Of course, even if there is little risk to the site, the security measures may have some emotional value. The best argument I heard for enhanced security is the comfort that it gives some 9/11 family members and survivors. A representative for the September 11th Families’ Association told me they “appreciate all measures taken to insure the safety of visitors.” The president of the World Trade Center Survivors’ Network said much the same — though he also acknowledged a “diversity of opinion” among members. But not everyone is comforted by heavy security. John Mueller, a counterterror expert at Ohio State University and the Cato Institute, says that “visible security measures dealing with terrorism tend to make people more anxious about it.” He has research to back himself up.

If the purpose of elaborate security is to protect raw nerves rather than to address an active threat, it’s reasonable to ask how long it will be in place. Some memorial documents refer to controlled access during an “interim operating period” that runs through the end of 2013; others promise “open access . . . from all sides” only when the entire World Trade Center site (not just the main tower) is fully rebuilt. It’s unclear when that will be — 2016? TBD? (It wasn’t any clearer to a spokesman for the memorial.) And if the security measures are a response to an active threat, wouldn’t it be ill-advised to dispense with them the day the WTC site is finished?

For the sake of argument, let’s assume the memorial really is at risk. Are the current measures effective?

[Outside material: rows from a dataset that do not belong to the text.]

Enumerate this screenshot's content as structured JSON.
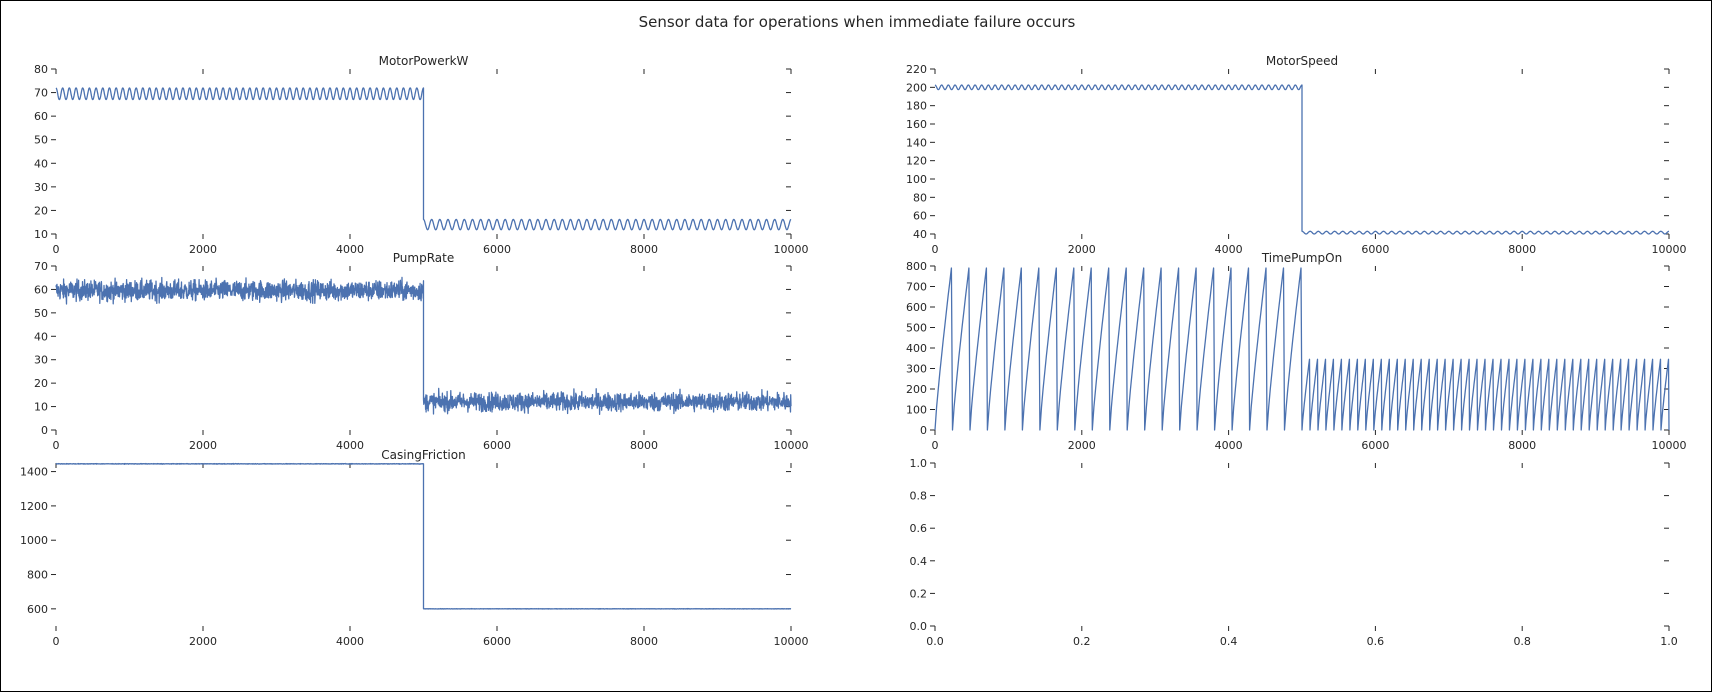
{
  "figure": {
    "title": "Sensor data for operations when immediate failure occurs",
    "line_color": "#4c72b0"
  },
  "chart_data": [
    {
      "type": "line",
      "title": "MotorPowerkW",
      "xlim": [
        0,
        10000
      ],
      "ylim": [
        10,
        80
      ],
      "x_ticks": [
        "0",
        "2000",
        "4000",
        "6000",
        "8000",
        "10000"
      ],
      "y_ticks": [
        "10",
        "20",
        "30",
        "40",
        "50",
        "60",
        "70",
        "80"
      ],
      "series": [
        {
          "segments": [
            {
              "x_start": 0,
              "x_end": 5000,
              "mean": 69.5,
              "amplitude": 2.5,
              "cycles": 55,
              "noise": 0
            },
            {
              "x_start": 5000,
              "x_end": 10000,
              "mean": 14,
              "amplitude": 2.2,
              "cycles": 45,
              "noise": 0
            }
          ]
        }
      ]
    },
    {
      "type": "line",
      "title": "MotorSpeed",
      "xlim": [
        0,
        10000
      ],
      "ylim": [
        40,
        220
      ],
      "x_ticks": [
        "0",
        "2000",
        "4000",
        "6000",
        "8000",
        "10000"
      ],
      "y_ticks": [
        "40",
        "60",
        "80",
        "100",
        "120",
        "140",
        "160",
        "180",
        "200",
        "220"
      ],
      "series": [
        {
          "segments": [
            {
              "x_start": 0,
              "x_end": 5000,
              "mean": 200,
              "amplitude": 2.5,
              "cycles": 55,
              "noise": 0
            },
            {
              "x_start": 5000,
              "x_end": 10000,
              "mean": 41.5,
              "amplitude": 1.5,
              "cycles": 45,
              "noise": 0
            }
          ]
        }
      ]
    },
    {
      "type": "line",
      "title": "PumpRate",
      "xlim": [
        0,
        10000
      ],
      "ylim": [
        0,
        70
      ],
      "x_ticks": [
        "0",
        "2000",
        "4000",
        "6000",
        "8000",
        "10000"
      ],
      "y_ticks": [
        "0",
        "10",
        "20",
        "30",
        "40",
        "50",
        "60",
        "70"
      ],
      "series": [
        {
          "segments": [
            {
              "x_start": 0,
              "x_end": 5000,
              "mean": 59.5,
              "amplitude": 0,
              "cycles": 0,
              "noise": 2.2
            },
            {
              "x_start": 5000,
              "x_end": 10000,
              "mean": 12,
              "amplitude": 0,
              "cycles": 0,
              "noise": 2.0
            }
          ]
        }
      ]
    },
    {
      "type": "line",
      "title": "TimePumpOn",
      "xlim": [
        0,
        10000
      ],
      "ylim": [
        0,
        800
      ],
      "x_ticks": [
        "0",
        "2000",
        "4000",
        "6000",
        "8000",
        "10000"
      ],
      "y_ticks": [
        "0",
        "100",
        "200",
        "300",
        "400",
        "500",
        "600",
        "700",
        "800"
      ],
      "series": [
        {
          "sawtooth": [
            {
              "x_start": 0,
              "x_end": 5000,
              "peak": 790,
              "cycles": 21
            },
            {
              "x_start": 5000,
              "x_end": 10000,
              "peak": 345,
              "cycles": 46
            }
          ]
        }
      ]
    },
    {
      "type": "line",
      "title": "CasingFriction",
      "xlim": [
        0,
        10000
      ],
      "ylim": [
        500,
        1450
      ],
      "x_ticks": [
        "0",
        "2000",
        "4000",
        "6000",
        "8000",
        "10000"
      ],
      "y_ticks": [
        "600",
        "800",
        "1000",
        "1200",
        "1400"
      ],
      "series": [
        {
          "segments": [
            {
              "x_start": 0,
              "x_end": 5000,
              "mean": 1445,
              "amplitude": 0,
              "cycles": 0,
              "noise": 0.8
            },
            {
              "x_start": 5000,
              "x_end": 10000,
              "mean": 600,
              "amplitude": 0,
              "cycles": 0,
              "noise": 0.5
            }
          ]
        }
      ]
    },
    {
      "type": "line",
      "title": "",
      "xlim": [
        0.0,
        1.0
      ],
      "ylim": [
        0.0,
        1.0
      ],
      "x_ticks": [
        "0.0",
        "0.2",
        "0.4",
        "0.6",
        "0.8",
        "1.0"
      ],
      "y_ticks": [
        "0.0",
        "0.2",
        "0.4",
        "0.6",
        "0.8",
        "1.0"
      ],
      "series": []
    }
  ]
}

It’s not giving anything away to point out that the memorial’s security measures — at least the visible measures to which visitors are subjected — will not prevent a well-planned attack. Many of the most onerous requirements, even if they were effective deterrents, are unevenly enforced. For example, the requirement to provide names, addresses, et cetera in advance is undermined by the occasional distribution of a few same-day, timed tickets at several downtown locations and by the controversial ticket allocations to tour operators. (If an additional goal of named, prebooked tickets is to prevent reselling and control capacity, then the memorial could simply get rid of all tickets and count visitors as they enter and exit.) Then there’s the photo-ID rule, without which the requirement to give your name is meaningless. It’s at once overly restrictive — how many 13-year-olds have photo ID? — and largely unenforced (my ID was requested on only the first of my three visits).

I talked to Bruce Schneier, a leading thinker on security and the man who coined the term “security theater” to describe measures that are visible or intrusive but also pointless or ineffective. Schneier responded to a description of the memorial’s visible security with a pointed question: Is the memorial to the victims — or to our collective stupidity? The tactics, Schneier said, “assume we can guess the plot. But as long as the terrorists can avoid them by making a minor change in their tactics or target, they’re wastes of money.” What isn’t a waste of money? “Investigation, intelligence, and emergency response — stuff that doesn’t require you to guess the plot.”